So, the root, which is one, comes first, and then-

>> And then it would have to be four,

cuz it's the one's only child.

And then I guess two and eight come in either order.

>> Yeah, so there's two possibilities for D.

>> So as you saw when the U C San Diego students discussed this problem,

all the four options are valid trees.

You can think about the root node of each of these trees,

you can think about the leaf nodes of each of these trees, and

you notice that they're all satisfying the properties that are required for trees,

and not only that, they're all binary search trees.

And so notice that every node has at most two children and that when we look at

the elements or the values stored in each of these nodes, we always have that

nodes on the left have smaller values than the nodes to the right of them.

So we have four valid options of binary search trees.

But, then, the question is, in what order might we have inserted the elements

in order to get to these very, very different shaped trees that we have here.

So let's start with the first option, option A and

we notice that the root of the tree will have to come first when we insert it.

And that's because when we insert nodes into a binary search tree,

we always insert nodes as leaf nodes, so they don't have any children.

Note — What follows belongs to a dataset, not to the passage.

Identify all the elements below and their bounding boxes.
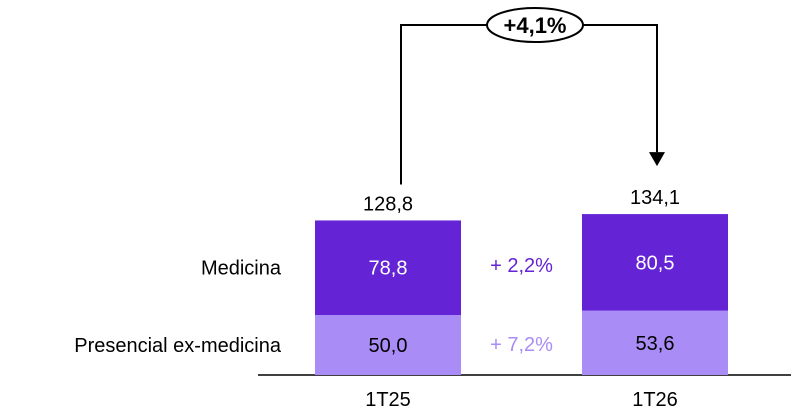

And so if we start out with nothing, our very first element is

going to be the root node because the root is not a child of any other node.

So we know that our first element to go in is going to have to be the number two.

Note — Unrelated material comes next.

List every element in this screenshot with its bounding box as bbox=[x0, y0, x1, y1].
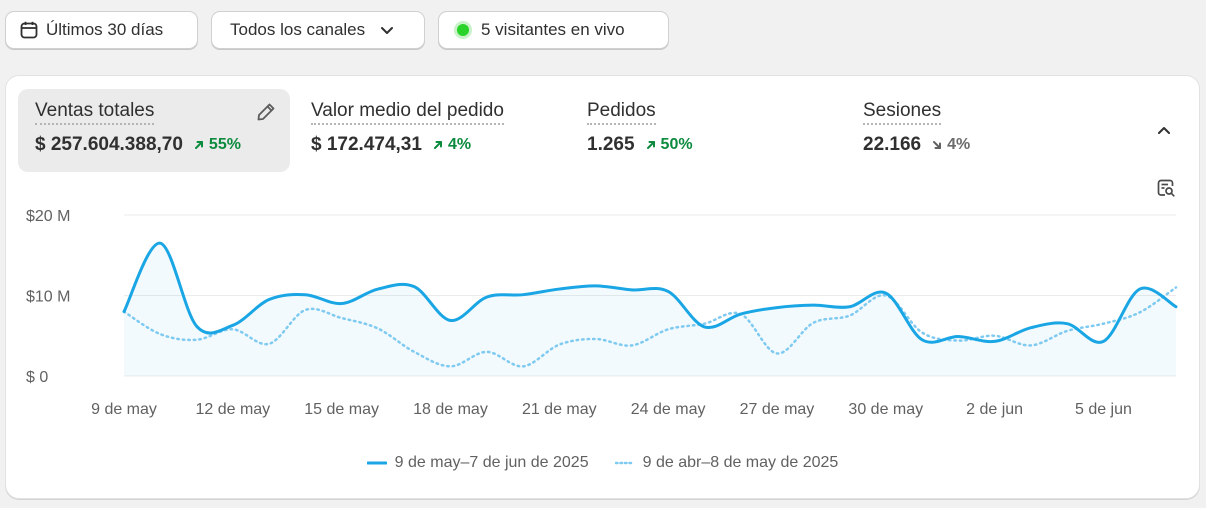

But then the question is what happens next?

And whether there are any constraints that are imposed on us by the shape that

we see already.

And what the learners discussed, and what you might be observing as well,

is that the eight had to have been inserted after the four because it shows

up here as a child of the node four.

And so that means that in our possible orderings,

eight is always going to come after four.

But that means that it could go at the end so then it could have two and then one and

then four and eight.

Or we could have had four and eight be inserted immediately after two and then

the one at the end, or we could have had four inserted and then one and then eight.

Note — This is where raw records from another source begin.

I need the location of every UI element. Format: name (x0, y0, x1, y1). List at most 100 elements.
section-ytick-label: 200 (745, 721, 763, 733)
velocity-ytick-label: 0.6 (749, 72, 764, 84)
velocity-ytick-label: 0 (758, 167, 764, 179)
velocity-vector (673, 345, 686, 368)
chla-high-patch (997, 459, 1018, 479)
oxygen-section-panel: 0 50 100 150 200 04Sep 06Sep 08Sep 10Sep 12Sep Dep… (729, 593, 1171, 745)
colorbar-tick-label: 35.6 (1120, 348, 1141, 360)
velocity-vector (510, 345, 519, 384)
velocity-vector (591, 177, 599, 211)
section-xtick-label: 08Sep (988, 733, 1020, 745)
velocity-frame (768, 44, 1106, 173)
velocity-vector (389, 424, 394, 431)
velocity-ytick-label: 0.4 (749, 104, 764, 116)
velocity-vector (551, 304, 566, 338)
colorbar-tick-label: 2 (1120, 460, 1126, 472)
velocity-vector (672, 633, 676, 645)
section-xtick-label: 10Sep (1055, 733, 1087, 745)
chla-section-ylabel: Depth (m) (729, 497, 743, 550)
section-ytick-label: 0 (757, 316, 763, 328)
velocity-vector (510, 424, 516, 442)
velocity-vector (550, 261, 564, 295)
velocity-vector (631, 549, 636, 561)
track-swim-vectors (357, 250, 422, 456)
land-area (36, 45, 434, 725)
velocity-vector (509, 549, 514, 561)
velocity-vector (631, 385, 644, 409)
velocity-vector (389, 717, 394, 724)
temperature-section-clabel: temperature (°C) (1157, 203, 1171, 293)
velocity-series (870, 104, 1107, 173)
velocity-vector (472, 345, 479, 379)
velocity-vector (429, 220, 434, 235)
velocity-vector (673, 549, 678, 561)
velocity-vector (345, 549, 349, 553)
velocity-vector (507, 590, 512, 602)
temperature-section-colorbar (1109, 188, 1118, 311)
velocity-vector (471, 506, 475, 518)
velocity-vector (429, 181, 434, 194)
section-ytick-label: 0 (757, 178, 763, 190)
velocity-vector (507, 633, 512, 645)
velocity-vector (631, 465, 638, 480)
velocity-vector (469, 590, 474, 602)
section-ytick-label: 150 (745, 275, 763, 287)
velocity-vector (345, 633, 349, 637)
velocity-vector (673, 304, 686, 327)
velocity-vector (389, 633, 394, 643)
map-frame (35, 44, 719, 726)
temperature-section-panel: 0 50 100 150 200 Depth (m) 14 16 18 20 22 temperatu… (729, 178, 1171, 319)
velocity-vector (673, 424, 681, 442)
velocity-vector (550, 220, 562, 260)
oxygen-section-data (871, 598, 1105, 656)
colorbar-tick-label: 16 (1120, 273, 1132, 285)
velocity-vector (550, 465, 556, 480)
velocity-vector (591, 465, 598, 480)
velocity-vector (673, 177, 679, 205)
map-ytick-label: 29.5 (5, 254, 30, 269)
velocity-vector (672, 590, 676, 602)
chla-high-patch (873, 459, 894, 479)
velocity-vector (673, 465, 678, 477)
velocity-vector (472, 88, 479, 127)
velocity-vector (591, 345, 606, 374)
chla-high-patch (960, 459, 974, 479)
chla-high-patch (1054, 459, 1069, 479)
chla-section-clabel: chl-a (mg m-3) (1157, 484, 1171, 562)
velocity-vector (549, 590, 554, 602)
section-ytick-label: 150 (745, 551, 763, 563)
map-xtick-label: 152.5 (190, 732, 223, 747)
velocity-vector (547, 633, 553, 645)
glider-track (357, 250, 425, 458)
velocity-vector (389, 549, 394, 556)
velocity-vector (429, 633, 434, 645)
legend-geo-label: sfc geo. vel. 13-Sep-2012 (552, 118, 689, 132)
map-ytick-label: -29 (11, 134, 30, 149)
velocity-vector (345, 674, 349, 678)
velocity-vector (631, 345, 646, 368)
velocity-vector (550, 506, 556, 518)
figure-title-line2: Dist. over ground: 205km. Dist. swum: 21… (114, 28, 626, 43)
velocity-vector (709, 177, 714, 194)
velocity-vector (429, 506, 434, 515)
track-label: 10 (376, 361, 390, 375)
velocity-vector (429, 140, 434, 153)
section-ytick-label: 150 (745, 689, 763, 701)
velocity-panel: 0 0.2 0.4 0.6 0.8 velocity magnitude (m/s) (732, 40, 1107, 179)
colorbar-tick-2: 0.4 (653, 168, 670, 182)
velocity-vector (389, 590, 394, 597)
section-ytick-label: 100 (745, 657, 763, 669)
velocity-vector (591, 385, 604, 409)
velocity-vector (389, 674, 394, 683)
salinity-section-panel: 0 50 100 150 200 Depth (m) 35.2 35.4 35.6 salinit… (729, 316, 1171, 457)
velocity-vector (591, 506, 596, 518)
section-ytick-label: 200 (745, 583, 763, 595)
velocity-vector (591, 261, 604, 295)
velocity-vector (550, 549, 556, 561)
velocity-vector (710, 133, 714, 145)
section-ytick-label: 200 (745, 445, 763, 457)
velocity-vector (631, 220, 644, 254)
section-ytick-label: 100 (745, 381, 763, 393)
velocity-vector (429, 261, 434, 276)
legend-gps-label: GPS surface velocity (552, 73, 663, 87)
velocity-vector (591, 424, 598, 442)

And that's okay because the node for one and the nodes for

four and eight really don't interact very much with one another,

and so they could have been inserted in any order into this tree.

All right, so these are the three options that we have for

insertion orders that lead into this shaped binary search tree.

But now let's look at option B and

we notice that we have a slightly similar shaped tree.

As before the root comes first, and as before, we noticed that when

we have a child node, that it had to have been inserted after its parent.

And so that means that we have a constraint of four had to be inserted

after eight.

But as before, there's still some freedom in terms of how we insert one

relative to the nodes four and eight.

And so again, we have the three options that mirrored the collection of

options that we had for option A.

But now we get to something quite different when we look at option C, and

in option C we notice that the shape that we're thinking about is a linear shape.

And so we start at the bottom with the root and the root had to come first, but

then we have other constraints as well.

So we see that the node two had to be inserted after one,

because that's a child of one, but then also four needed to be inserted after two

because it's a child of two, and then also eight needed to be inserted after four,

and so all of a sudden we have completely constrained the insertion order into this

binary search tree because every single node has already been determined.

It's position in the insertion order completely determined, and so the order

in which we inserted elements is exactly one, then two, then four, then eight.

And that's the only way to have inserted them, in order and

in that order, in order to get that path-like tree.

All right.

Last but not least, we've got this tree and

it looks quite different from the other ones that we've thought about.

Still, the root will have to come first when we insert into this tree, but now

notice that the dependencies are that both leaf nodes are children of that node four.

And so both two and eight needed to be inserted after four, which meant that four

had to come right after one, right after the root, in the insertion order,

because we had to have space for two other elements behind it.

But those two other elements, well they could go in whatever order they want

because neither is a child of the other.

And so we have two options for the insertion order,

either two before eight or eight before two.

And now we've gone through all of the options that we were considering and

the take home message of this concept challenge is that the order in which

we put elements into a binary search tree impact the shape, and

what you'll see is that the shape of the binary search tree will have a huge

impact on the performance of operations with that binary search tree.

And so you want to keep that in mind when you're working with this data structure.